Development Of Oral Liquisolid Systems For The Poorly Water-Soluble Drug Eluxadoline Using The Mixed Solvency Concept

Abstract

The present study aimed to enhance the solubility and dissolution rate of the poorly water-soluble drug Eluxadoline through the development of an oral liquisolid system using the mixed solvency concept. Calibration curves of Eluxadoline in distilled water and 0.1 N HCl showed linearity at 241 nm over the concentration range of 20–100 µg/ml.
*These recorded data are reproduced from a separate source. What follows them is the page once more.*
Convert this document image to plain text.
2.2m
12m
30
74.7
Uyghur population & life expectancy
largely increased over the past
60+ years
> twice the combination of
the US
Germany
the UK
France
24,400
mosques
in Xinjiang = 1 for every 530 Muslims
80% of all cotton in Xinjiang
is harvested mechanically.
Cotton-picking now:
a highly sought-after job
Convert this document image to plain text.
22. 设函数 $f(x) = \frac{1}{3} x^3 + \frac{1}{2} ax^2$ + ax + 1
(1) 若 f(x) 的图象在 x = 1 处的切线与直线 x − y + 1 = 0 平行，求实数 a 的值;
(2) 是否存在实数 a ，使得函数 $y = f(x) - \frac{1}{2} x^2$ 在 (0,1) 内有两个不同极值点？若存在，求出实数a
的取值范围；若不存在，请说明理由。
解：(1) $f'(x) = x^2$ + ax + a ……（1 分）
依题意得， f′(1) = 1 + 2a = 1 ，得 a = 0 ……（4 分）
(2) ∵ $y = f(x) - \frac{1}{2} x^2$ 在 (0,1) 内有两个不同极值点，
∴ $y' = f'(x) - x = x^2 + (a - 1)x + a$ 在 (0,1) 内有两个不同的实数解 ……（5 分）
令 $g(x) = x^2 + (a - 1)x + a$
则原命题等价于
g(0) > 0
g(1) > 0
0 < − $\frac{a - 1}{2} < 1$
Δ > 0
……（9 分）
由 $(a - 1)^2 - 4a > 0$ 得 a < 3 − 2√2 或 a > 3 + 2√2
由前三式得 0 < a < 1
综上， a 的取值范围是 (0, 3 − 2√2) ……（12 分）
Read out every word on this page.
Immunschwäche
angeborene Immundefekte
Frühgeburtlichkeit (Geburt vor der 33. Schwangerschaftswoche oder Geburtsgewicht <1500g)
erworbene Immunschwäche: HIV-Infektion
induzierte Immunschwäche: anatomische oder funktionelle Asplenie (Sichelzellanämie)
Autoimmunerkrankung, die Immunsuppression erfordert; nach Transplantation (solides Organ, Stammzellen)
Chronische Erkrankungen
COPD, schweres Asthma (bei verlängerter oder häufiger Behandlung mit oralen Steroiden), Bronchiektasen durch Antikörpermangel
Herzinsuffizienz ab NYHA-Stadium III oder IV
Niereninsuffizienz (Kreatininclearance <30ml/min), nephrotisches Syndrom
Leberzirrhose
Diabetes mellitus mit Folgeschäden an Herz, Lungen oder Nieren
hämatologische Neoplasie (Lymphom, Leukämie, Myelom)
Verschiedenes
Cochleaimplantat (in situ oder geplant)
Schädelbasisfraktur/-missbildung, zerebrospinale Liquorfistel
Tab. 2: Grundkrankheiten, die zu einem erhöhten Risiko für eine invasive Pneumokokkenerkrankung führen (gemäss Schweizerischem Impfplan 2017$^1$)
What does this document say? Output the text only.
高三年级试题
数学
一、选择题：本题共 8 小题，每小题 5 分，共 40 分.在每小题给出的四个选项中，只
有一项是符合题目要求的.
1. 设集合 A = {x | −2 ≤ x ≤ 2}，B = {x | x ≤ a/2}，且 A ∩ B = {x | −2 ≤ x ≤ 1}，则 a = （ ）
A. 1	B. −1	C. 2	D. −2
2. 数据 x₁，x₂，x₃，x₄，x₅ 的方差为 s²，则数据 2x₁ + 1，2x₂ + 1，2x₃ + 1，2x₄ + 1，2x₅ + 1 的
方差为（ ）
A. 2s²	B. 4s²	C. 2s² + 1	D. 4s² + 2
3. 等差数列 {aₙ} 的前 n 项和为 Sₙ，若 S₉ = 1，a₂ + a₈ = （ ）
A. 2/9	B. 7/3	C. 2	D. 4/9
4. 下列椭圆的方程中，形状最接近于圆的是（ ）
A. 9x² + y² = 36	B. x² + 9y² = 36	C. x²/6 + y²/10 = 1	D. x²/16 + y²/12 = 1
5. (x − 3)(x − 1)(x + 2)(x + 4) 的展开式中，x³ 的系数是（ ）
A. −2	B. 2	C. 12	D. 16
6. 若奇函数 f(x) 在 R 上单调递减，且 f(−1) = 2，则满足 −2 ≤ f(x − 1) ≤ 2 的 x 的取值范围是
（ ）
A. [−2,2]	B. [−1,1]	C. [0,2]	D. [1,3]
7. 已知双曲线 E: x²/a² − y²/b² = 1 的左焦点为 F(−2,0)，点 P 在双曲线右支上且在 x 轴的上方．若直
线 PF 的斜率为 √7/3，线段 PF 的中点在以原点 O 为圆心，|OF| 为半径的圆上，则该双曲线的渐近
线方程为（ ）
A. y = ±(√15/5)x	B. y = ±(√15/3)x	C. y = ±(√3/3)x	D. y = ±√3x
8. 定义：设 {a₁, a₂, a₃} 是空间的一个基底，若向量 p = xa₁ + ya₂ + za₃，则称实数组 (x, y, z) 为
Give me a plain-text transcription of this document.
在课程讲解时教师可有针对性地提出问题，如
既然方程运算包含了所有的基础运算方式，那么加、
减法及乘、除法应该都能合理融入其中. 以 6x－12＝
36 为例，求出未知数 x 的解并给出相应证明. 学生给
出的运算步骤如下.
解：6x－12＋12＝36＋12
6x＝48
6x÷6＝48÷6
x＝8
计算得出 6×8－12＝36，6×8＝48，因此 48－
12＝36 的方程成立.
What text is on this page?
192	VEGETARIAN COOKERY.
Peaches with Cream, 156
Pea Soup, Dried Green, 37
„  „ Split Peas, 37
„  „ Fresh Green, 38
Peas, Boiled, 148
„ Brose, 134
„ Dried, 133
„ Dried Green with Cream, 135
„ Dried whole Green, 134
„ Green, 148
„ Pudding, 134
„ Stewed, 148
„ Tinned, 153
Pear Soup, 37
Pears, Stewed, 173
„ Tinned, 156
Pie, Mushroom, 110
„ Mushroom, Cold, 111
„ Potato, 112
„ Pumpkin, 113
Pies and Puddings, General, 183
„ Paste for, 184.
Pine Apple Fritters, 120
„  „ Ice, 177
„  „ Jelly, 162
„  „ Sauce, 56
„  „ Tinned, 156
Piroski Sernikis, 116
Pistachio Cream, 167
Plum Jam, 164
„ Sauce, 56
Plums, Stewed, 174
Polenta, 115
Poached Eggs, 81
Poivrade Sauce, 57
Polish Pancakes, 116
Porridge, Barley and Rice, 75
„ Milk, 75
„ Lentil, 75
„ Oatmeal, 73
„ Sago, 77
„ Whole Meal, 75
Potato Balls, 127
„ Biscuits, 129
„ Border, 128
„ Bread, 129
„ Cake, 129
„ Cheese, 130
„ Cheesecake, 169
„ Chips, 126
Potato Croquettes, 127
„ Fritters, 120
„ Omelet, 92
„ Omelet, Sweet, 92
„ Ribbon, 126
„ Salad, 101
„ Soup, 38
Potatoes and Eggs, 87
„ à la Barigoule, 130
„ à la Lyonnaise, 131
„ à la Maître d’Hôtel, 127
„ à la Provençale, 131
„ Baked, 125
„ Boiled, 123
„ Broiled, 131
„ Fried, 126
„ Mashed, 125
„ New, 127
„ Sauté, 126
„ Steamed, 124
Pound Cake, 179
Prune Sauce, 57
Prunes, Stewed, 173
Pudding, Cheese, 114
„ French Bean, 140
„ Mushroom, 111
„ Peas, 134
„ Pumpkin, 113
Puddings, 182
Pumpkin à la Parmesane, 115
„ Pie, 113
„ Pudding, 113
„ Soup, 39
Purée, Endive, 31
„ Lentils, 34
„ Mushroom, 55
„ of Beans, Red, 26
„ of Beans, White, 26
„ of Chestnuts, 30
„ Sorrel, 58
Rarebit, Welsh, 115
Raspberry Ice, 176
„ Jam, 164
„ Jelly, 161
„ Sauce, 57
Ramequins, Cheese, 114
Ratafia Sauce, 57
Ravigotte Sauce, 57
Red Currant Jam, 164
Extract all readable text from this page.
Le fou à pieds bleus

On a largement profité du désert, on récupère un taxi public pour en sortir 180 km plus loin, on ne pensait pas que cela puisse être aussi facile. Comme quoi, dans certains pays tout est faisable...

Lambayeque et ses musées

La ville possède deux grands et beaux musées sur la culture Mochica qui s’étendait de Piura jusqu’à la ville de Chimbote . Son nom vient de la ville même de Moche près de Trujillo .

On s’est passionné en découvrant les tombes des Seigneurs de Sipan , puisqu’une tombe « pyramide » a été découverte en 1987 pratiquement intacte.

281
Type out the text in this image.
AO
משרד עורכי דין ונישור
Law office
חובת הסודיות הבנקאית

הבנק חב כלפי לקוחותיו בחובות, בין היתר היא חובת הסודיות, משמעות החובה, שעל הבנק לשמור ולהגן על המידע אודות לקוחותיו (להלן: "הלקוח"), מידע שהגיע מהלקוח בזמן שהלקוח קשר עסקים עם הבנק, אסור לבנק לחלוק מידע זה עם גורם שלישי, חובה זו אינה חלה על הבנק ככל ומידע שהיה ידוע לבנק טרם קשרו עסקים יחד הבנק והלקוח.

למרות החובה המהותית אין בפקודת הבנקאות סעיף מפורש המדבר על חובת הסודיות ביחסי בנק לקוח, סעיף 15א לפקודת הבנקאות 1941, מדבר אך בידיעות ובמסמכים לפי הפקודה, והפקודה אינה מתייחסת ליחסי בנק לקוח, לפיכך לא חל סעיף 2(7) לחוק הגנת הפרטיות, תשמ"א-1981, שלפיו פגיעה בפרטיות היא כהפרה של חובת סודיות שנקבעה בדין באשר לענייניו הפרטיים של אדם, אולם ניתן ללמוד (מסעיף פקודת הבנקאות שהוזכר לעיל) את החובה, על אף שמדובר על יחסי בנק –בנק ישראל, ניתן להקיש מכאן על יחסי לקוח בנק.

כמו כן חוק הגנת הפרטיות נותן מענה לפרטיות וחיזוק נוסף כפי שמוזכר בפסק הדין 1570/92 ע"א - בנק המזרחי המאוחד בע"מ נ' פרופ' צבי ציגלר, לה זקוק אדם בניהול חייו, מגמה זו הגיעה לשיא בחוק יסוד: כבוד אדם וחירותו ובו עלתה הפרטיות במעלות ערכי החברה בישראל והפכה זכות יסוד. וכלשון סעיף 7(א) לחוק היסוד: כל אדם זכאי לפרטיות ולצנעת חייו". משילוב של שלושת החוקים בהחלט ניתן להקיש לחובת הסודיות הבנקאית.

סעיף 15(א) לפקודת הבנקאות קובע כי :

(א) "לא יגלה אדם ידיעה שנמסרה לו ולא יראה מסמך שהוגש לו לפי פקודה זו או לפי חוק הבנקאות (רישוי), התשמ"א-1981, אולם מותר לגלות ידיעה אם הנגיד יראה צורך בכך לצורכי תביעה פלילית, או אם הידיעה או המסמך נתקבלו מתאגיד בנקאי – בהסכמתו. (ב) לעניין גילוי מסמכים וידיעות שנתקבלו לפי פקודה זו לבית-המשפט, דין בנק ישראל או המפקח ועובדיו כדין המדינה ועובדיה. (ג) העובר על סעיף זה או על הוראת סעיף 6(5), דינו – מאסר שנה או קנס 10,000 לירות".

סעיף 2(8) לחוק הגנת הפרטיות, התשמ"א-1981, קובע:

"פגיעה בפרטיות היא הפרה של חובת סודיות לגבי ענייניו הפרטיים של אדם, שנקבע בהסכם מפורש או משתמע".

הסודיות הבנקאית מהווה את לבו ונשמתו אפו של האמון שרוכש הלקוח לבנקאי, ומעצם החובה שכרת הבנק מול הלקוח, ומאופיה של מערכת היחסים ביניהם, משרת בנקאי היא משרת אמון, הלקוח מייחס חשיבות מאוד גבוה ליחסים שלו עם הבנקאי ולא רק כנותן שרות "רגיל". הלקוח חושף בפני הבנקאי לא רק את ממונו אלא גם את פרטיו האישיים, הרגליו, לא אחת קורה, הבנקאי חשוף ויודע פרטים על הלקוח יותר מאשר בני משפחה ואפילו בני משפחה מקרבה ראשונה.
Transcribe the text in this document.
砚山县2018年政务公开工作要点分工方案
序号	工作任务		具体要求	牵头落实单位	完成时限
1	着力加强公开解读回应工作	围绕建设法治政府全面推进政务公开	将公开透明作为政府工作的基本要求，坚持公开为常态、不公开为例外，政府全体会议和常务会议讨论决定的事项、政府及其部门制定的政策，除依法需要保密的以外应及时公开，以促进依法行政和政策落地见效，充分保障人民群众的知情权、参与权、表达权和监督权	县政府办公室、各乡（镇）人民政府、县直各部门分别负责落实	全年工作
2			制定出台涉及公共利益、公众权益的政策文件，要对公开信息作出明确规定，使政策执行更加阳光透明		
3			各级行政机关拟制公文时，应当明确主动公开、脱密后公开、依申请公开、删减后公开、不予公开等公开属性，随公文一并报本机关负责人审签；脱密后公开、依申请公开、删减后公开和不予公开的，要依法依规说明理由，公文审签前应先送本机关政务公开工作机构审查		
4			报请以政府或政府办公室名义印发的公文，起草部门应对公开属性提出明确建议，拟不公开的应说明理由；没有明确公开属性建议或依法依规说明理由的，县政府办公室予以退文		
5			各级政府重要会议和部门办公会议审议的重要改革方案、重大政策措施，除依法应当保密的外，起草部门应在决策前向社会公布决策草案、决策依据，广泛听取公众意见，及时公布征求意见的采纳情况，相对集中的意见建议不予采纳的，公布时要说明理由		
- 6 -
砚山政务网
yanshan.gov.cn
Solubility enhancement was achieved using a mixed solvent system of propylene glycol (PG) and polyethylene glycol 400 (PEG 400) (1:1) incorporating solid solubilizers such as sodium caprylate, sodium benzoate, and PVP K25. Among various blends, Blend A (5% SC + 2.5% SB + 2% PVP K25 + 0.5 ml PG + 0.5 ml PEG 400) exhibited the highest equilibrium solubility of 142.012 mg/ml. Compatibility and interference studies confirmed no interaction between the drug and excipients. Microcrystalline cellulose (Avicel PH 200) was used as the carrier and Aerosil (5%) as the coating material. Three liquisolid formulations (LS-01, LS-02, LS-03) were prepared and evaluated. All showed uniform drug content (97.77–99.52%) and improved dissolution compared to pure drug. LS-01 exhibited the best performance, achieving 99.77% release within 45 minutes. The optimized formulation was successfully scaled up using 9.5 mL of Blend A, 1250 mg of Eluxadoline, and 19,375 mg of Avicel PH 200. The final batch demonstrated a drug content of 98.92%, with a disintegration time ranging from 57 seconds to 3 minutes 10 seconds. In comparison studies, LS-01 exhibited 95.42% drug release within 10 minutes, whereas the pure drug showed only 55.06% release after 60 minutes. These outcomes confirm a significant improvement in dissolution rate and suggest enhanced bioavailability of the optimized formulation.